On February 15, 2021, Neptune announced disappointing financial results for the third quarter of the Company’s fiscal year 2021, missing analyst expectations. Among other results, Neptune reported third quarter revenues of CA$3.32 million and a net loss of CA$73.8 million, down 63.81% and over 1,000% year-over-year, respectively. Neptune attributed the net loss, in part, to a CA$35.6 million impairment of goodwill and a CA$2.1 million impairment of “property, plant and equipment and right-of-use assets related to the acquisition of SugarLeaf in July 2019,” as well as accelerated amortization of CA$13.95 million “also related to the SugarLeaf acquisition.” Additionally, the Company disclosed that its “[g]ross margin declined to a loss of 268.3%,” which included a non-cash CA$7.39 million “write-down of inventory and deposits to reflect their net realizable value.”

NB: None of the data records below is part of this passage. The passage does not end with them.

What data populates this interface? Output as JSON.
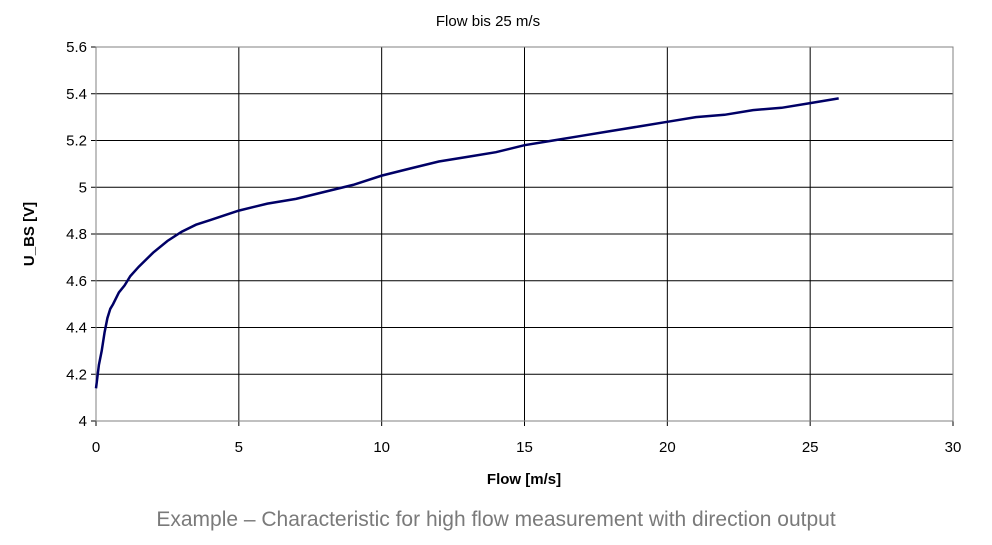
{
  "caption": "Example – Characteristic for high flow measurement with direction output",
  "chart_data": {
    "type": "line",
    "title": "Flow bis 25 m/s",
    "xlabel": "Flow [m/s]",
    "ylabel": "U_BS [V]",
    "xlim": [
      0,
      30
    ],
    "ylim": [
      4,
      5.6
    ],
    "xticks": [
      0,
      5,
      10,
      15,
      20,
      25,
      30
    ],
    "yticks": [
      4,
      4.2,
      4.4,
      4.6,
      4.8,
      5,
      5.2,
      5.4,
      5.6
    ],
    "ytick_labels": [
      "4",
      "4.2",
      "4.4",
      "4.6",
      "4.8",
      "5",
      "5.2",
      "5.4",
      "5.6"
    ],
    "grid": true,
    "line_color": "#000066",
    "series": [
      {
        "x": [
          0,
          0.1,
          0.2,
          0.3,
          0.4,
          0.5,
          0.6,
          0.8,
          1.0,
          1.2,
          1.5,
          2.0,
          2.5,
          3.0,
          3.5,
          4.0,
          4.5,
          5.0,
          6.0,
          7.0,
          8.0,
          9.0,
          10.0,
          11.0,
          12.0,
          13.0,
          14.0,
          15.0,
          16.0,
          17.0,
          18.0,
          19.0,
          20.0,
          21.0,
          22.0,
          23.0,
          24.0,
          25.0,
          26.0
        ],
        "y": [
          4.14,
          4.24,
          4.3,
          4.38,
          4.44,
          4.48,
          4.5,
          4.55,
          4.58,
          4.62,
          4.66,
          4.72,
          4.77,
          4.81,
          4.84,
          4.86,
          4.88,
          4.9,
          4.93,
          4.95,
          4.98,
          5.01,
          5.05,
          5.08,
          5.11,
          5.13,
          5.15,
          5.18,
          5.2,
          5.22,
          5.24,
          5.26,
          5.28,
          5.3,
          5.31,
          5.33,
          5.34,
          5.36,
          5.38
        ]
      }
    ]
  }
}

On this news, Neptune’s stock price fell $0.86 per share, or 30.7%, to close at $1.94 per share on February 16, 2021.
Then, on February 17, 2021, Neptune announced the termination of an at-the-market offering conducted by the Company, selling 9,570,735 of its common shares and raising approximately $18.6 million in gross proceeds. Just minutes later, Neptune issued a second press release announcing that the Company was conducting a $55 million registered direct offering.
On this news, Neptune’s share price fell a further $0.21 per share, or 10.8%, to close at $1.73 per share on February 17, 2021.